Using datasets.from_generator() with a column that is an embedding

I’ve been trying multiple ways to build a Dataset object from a tsv containing two features: a simple integer label, and a sentence that will be embedded. Creating two tensors and wrapping them in a TensorDataset doesn’t built the necessary feature dict, so currently I’m trying. IterableDataset.from_generator()

My generator yields two items

yield { "embeddings": tt[i], "label": labels[i] }

My embedding for each sentence is a 2D array of shape 1,43 of float64

I try to build the Dataset like this

ds = datasets.IterableDataset.from_generator(gen, features={ "embeddings" : datasets.Array2D(shape=(1, 43), dtype='float64'), "label" : datasets.Value(dtype='int32') } )

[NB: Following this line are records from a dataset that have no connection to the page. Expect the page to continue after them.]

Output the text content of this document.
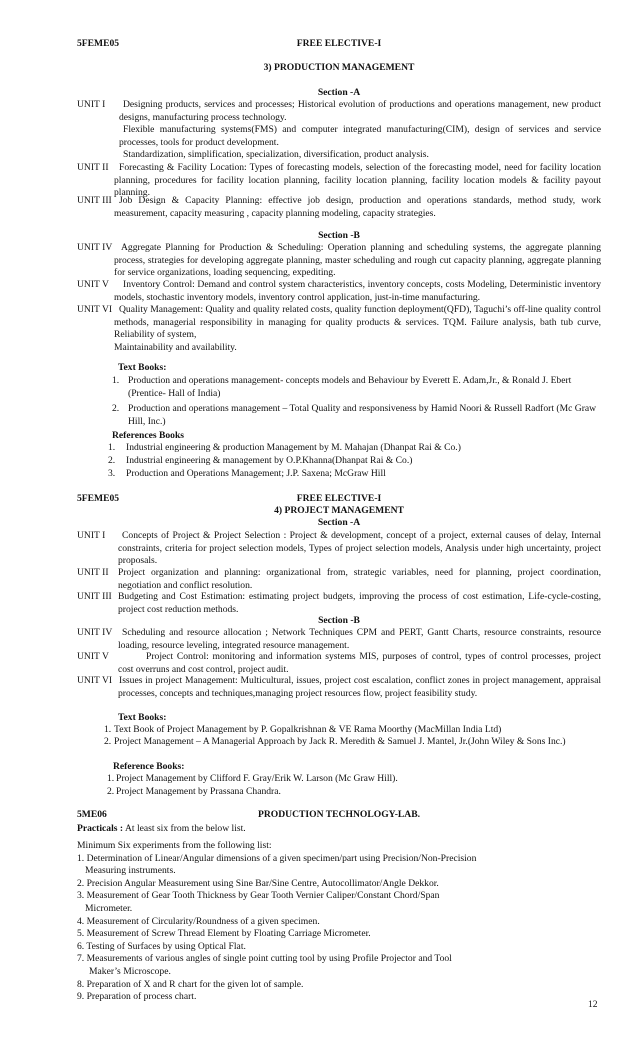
5FEME05	FREE ELECTIVE-I
3) PRODUCTION MANAGEMENT
Section -A
UNIT I	Designing products, services and processes; Historical evolution of productions and operations management, new product designs, manufacturing process technology.

Flexible manufacturing systems(FMS) and computer integrated manufacturing(CIM), design of services and service processes, tools for product development.

Standardization, simplification, specialization, diversification, product analysis.

UNIT II	Forecasting & Facility Location: Types of forecasting models, selection of the forecasting model, need for facility location planning, procedures for facility location planning, facility location planning, facility location models & facility payout planning.

UNIT III Job Design & Capacity Planning: effective job design, production and operations standards, method study, work measurement, capacity measuring , capacity planning modeling, capacity strategies.

Section -B
UNIT IV Aggregate Planning for Production & Scheduling: Operation planning and scheduling systems, the aggregate planning process, strategies for developing aggregate planning, master scheduling and rough cut capacity planning, aggregate planning for service organizations, loading sequencing, expediting.

UNIT V	Inventory Control: Demand and control system characteristics, inventory concepts, costs Modeling, Deterministic inventory models, stochastic inventory models, inventory control application, just-in-time manufacturing.

UNIT VI Quality Management: Quality and quality related costs, quality function deployment(QFD), Taguchi’s off-line quality control methods, managerial responsibility in managing for quality products & services. TQM. Failure analysis, bath tub curve, Reliability of system,

Maintainability and availability.

Text Books:
1. Production and operations management- concepts models and Behaviour by Everett E. Adam,Jr., & Ronald J. Ebert (Prentice- Hall of India)
2. Production and operations management – Total Quality and responsiveness by Hamid Noori & Russell Radfort (Mc Graw Hill, Inc.)
References Books
1. Industrial engineering & production Management by M. Mahajan (Dhanpat Rai & Co.)
2. Industrial engineering & management by O.P.Khanna(Dhanpat Rai & Co.)
3. Production and Operations Management; J.P. Saxena; McGraw Hill
5FEME05	FREE ELECTIVE-I
4) PROJECT MANAGEMENT
Section -A
UNIT I	Concepts of Project & Project Selection : Project & development, concept of a project, external causes of delay, Internal constraints, criteria for project selection models, Types of project selection models, Analysis under high uncertainty, project proposals.

UNIT II Project organization and planning: organizational from, strategic variables, need for planning, project coordination, negotiation and conflict resolution.

UNIT III Budgeting and Cost Estimation: estimating project budgets, improving the process of cost estimation, Life-cycle-costing, project cost reduction methods.

Section -B
UNIT IV	Scheduling and resource allocation ; Network Techniques CPM and PERT, Gantt Charts, resource constraints, resource loading, resource leveling, integrated resource management.

UNIT V	Project Control: monitoring and information systems MIS, purposes of control, types of control processes, project cost overruns and cost control, project audit.

UNIT VI Issues in project Management: Multicultural, issues, project cost escalation, conflict zones in project management, appraisal processes, concepts and techniques,managing project resources flow, project feasibility study.

Text Books:
1. Text Book of Project Management by P. Gopalkrishnan & VE Rama Moorthy (MacMillan India Ltd)
2. Project Management – A Managerial Approach by Jack R. Meredith & Samuel J. Mantel, Jr.(John Wiley & Sons Inc.)
Reference Books:
1. Project Management by Clifford F. Gray/Erik W. Larson (Mc Graw Hill).
2. Project Management by Prassana Chandra.
5ME06	PRODUCTION TECHNOLOGY-LAB.
Practicals : At least six from the below list.

Minimum Six experiments from the following list:

1. Determination of Linear/Angular dimensions of a given specimen/part using Precision/Non-Precision

Measuring instruments.

2. Precision Angular Measurement using Sine Bar/Sine Centre, Autocollimator/Angle Dekkor.

3. Measurement of Gear Tooth Thickness by Gear Tooth Vernier Caliper/Constant Chord/Span

Micrometer.

4. Measurement of Circularity/Roundness of a given specimen.

5. Measurement of Screw Thread Element by Floating Carriage Micrometer.

6. Testing of Surfaces by using Optical Flat.

7. Measurements of various angles of single point cutting tool by using Profile Projector and Tool

Maker’s Microscope.

8. Preparation of X and R chart for the given lot of sample.

9. Preparation of process chart.

12
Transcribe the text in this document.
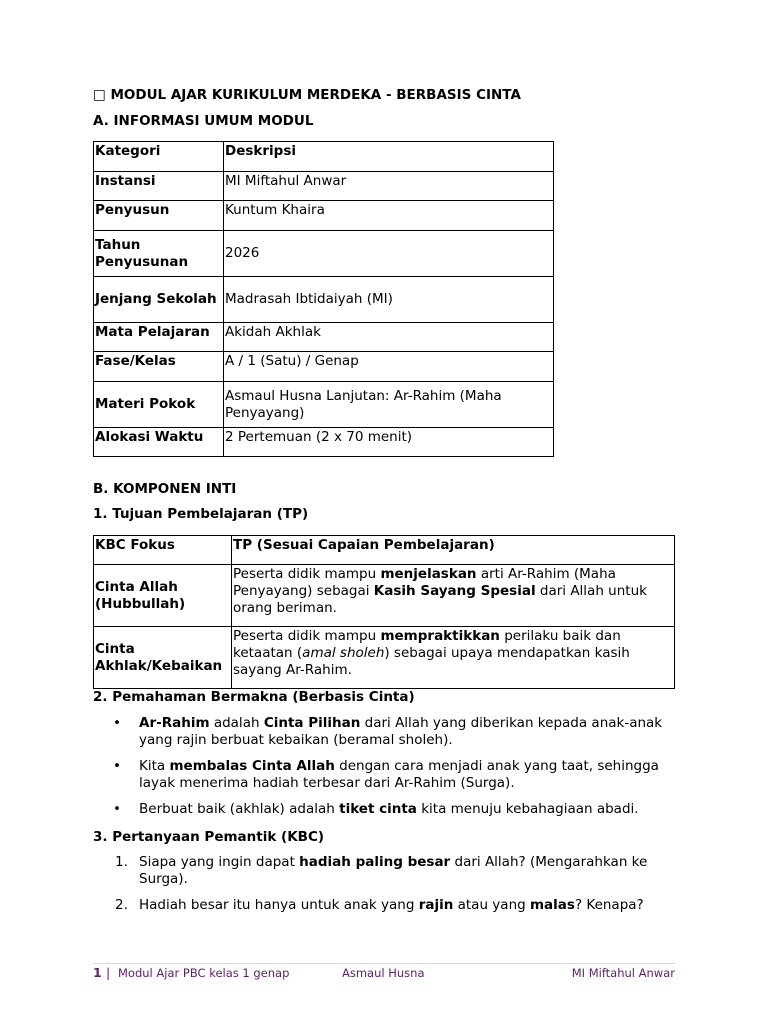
□ MODUL AJAR KURIKULUM MERDEKA - BERBASIS CINTA
A. INFORMASI UMUM MODUL
Kategori	Deskripsi
Instansi	MI Miftahul Anwar
Penyusun	Kuntum Khaira
Tahun Penyusunan	2026
Jenjang Sekolah	Madrasah Ibtidaiyah (MI)
Mata Pelajaran	Akidah Akhlak
Fase/Kelas	A / 1 (Satu) / Genap
Materi Pokok	Asmaul Husna Lanjutan: Ar-Rahim (Maha Penyayang)
Alokasi Waktu	2 Pertemuan (2 x 70 menit)
B. KOMPONEN INTI
1. Tujuan Pembelajaran (TP)
KBC Fokus	TP (Sesuai Capaian Pembelajaran)
Cinta Allah (Hubbullah)	Peserta didik mampu menjelaskan arti Ar-Rahim (Maha Penyayang) sebagai Kasih Sayang Spesial dari Allah untuk orang beriman.
Cinta Akhlak/Kebaikan	Peserta didik mampu mempraktikkan perilaku baik dan ketaatan (amal sholeh) sebagai upaya mendapatkan kasih sayang Ar-Rahim.
2. Pemahaman Bermakna (Berbasis Cinta)
• Ar-Rahim adalah Cinta Pilihan dari Allah yang diberikan kepada anak-anak yang rajin berbuat kebaikan (beramal sholeh).
• Kita membalas Cinta Allah dengan cara menjadi anak yang taat, sehingga layak menerima hadiah terbesar dari Ar-Rahim (Surga).
• Berbuat baik (akhlak) adalah tiket cinta kita menuju kebahagiaan abadi.
3. Pertanyaan Pemantik (KBC)
1. Siapa yang ingin dapat hadiah paling besar dari Allah? (Mengarahkan ke Surga).
2. Hadiah besar itu hanya untuk anak yang rajin atau yang malas? Kenapa?
1 | Modul Ajar PBC kelas 1 genap	Asmaul Husna	MI Miftahul Anwar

I get the error “argument of type ‘Array2D’ is not iterable”. As was suggested somewhere in your documentation I tried to wrap the embeddings array in an ndarray before yielding it, but that didn’t help. How do I go about declaring this feature? Or am I barking up the wrong tree?

1 Like

I think you need to pass a dataset.Features type instead of a dict type to IterableDataset.from_generator.

import numpy as np
import datasets as ds

# toy data
N, D = 5, 43
tt = [np.random.randn(1, D).astype(np.float64) for _ in range(N)]
labels = np.arange(N, dtype=np.int32)

# features MUST be datasets.Features(...)
features = ds.Features({
    "embeddings": ds.Array2D(shape=(1, D), dtype="float64"),
    "label": ds.Value("int32"),
})

def gen():
    for emb, lab in zip(tt, labels):
        yield {
            "embeddings": np.asarray(emb, dtype=np.float64).reshape(1, D),
            "label": int(lab),
        }

itds = ds.IterableDataset.from_generator(gen, features=features)
example = next(iter(itds))
print(type(example["embeddings"]), np.array(example["embeddings"]).shape)  # <class 'numpy.ndarray'> (1, 43)

Yes, thank you, that worked!

In order to use it for training, though, I had to add input_ids as a third feature in the generator - the direct output of the tokenizer before conversion to float.
I suppose it needed that to match up embedded words with those of the base model I was training.

Peter

1 Like